Comment ? Se retrouver avec soi-même sans ce qui était voulu amène à se questionner. Qui suis-je ? Pourquoi tenais-je tellement à cela ? Peut-être que sans aussi c’est possible. Vous découvrirez d’autres facettes de votre personnalité, d’autres aptitudes et capacités. Vous irez encore plus loin encore plus haut. Ne savons-nous pas que c’est bon pour un enfant de s’ennuyer ? Oui ! Un enfant aime être actif mais c’est justement dans l’ennui qu’il va déployer un effort, un dépassement pour trouver un jeu, une activité, un bonheur. C’est pareil pour nous. Quel homme ne vous dira pas que sa meilleure affaire arriva le jour où il pensait avoir tout perdu et qu’il se lança dans un projet fou ? Ou telle femme qui, après avoir rompu des fiançailles, entrevit enfin le style de conjoint qu’elle recherchait. Car c’est  dans l’absence que jaillit la présence. De l’obscurité jaillit une flamme.

Maintenant j’imagine un peu -à mon niveau-ce qui signifia pour Rabbi Akiva la perte de ses 24.000 élèves. L’œuvre d’une vie. Le monde était désolé, détruit nous disent nos maîtres. Mais il recommence. Avec 5 élèves qui ont assuré la transmission  jusqu’à nous. Avraham notre Père qui renonce à  sa vie entière dont la valeur primordiale était la bonté, le don envers autrui pour obéir à D.ieu et aller vers la Akéda (ligature d'Its’hak). La  lumière qui en a résulté protège notre peuple jusqu’à aujourd’hui.      

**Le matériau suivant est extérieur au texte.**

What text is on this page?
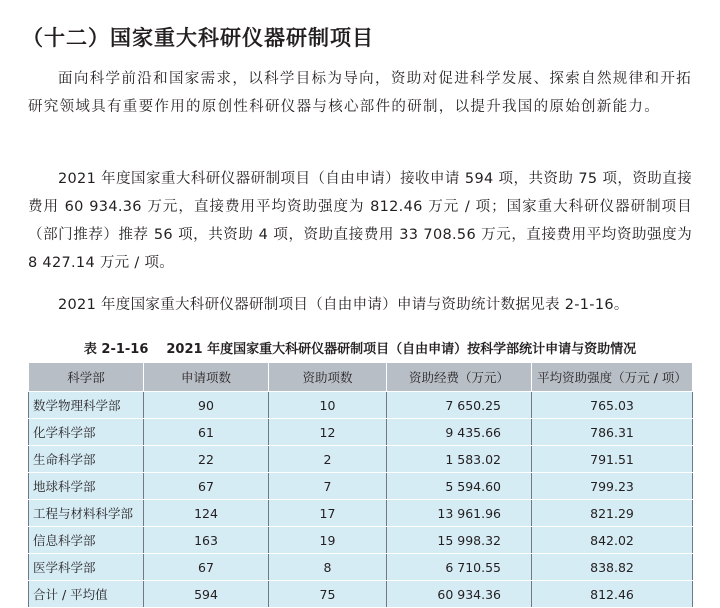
（十二）国家重大科研仪器研制项目

面向科学前沿和国家需求，以科学目标为导向，资助对促进科学发展、探索自然规律和开拓研究领域具有重要作用的原创性科研仪器与核心部件的研制，以提升我国的原始创新能力。

2021 年度国家重大科研仪器研制项目（自由申请）接收申请 594 项，共资助 75 项，资助直接费用 60 934.36 万元，直接费用平均资助强度为 812.46 万元 / 项；国家重大科研仪器研制项目（部门推荐）推荐 56 项，共资助 4 项，资助直接费用 33 708.56 万元，直接费用平均资助强度为 8 427.14 万元 / 项。

2021 年度国家重大科研仪器研制项目（自由申请）申请与资助统计数据见表 2-1-16。

表 2-1-16 2021 年度国家重大科研仪器研制项目（自由申请）按科学部统计申请与资助情况
科学部	申请项数	资助项数	资助经费（万元）	平均资助强度（万元 / 项）
数学物理科学部	90	10	7 650.25	765.03
化学科学部	61	12	9 435.66	786.31
生命科学部	22	2	1 583.02	791.51
地球科学部	67	7	5 594.60	799.23
工程与材料科学部	124	17	13 961.96	821.29
信息科学部	163	19	15 998.32	842.02
医学科学部	67	8	6 710.55	838.82
合计 / 平均值	594	75	60 934.36	812.46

Enfin, le plus beau reste pour la fin. Quand vous parvenez à vivre cela, à sublimer votre épreuve, à  aller de l’avant avec la frustration, vous réalisez qu’en réalité, vous avez reçu ce que vous vouliez. Différemment, certes. D’une certaine manière si vous êtes honnête avec vous-même vous n’avez  rien perdu. La frustration a contrarié votre imaginaire, la vie est advenue en plus grand. L’enfant aura vécu son moment d’ennui qui ne l’est donc plus par définition, l’adulte aura été celui qu’il se devait être -et non celui qu’il a été contraint d’être. La frustration est apparue de par elle-même une source de satisfaction. Comme D.ieu le voulait.

Pour en revenir à Einstein : « Le hasard c’est D.ieu qui se promène incognito ». Remplacez dans la phrase « le hasard » par « dans ma vie » et vous percevrez la puissance du lien qui unit le Créateur à Sa Création. Dans la frustration. A nous de Le déceler et de L’en remercier…

Que vous ayez tous et toutes des vies magnifiques !!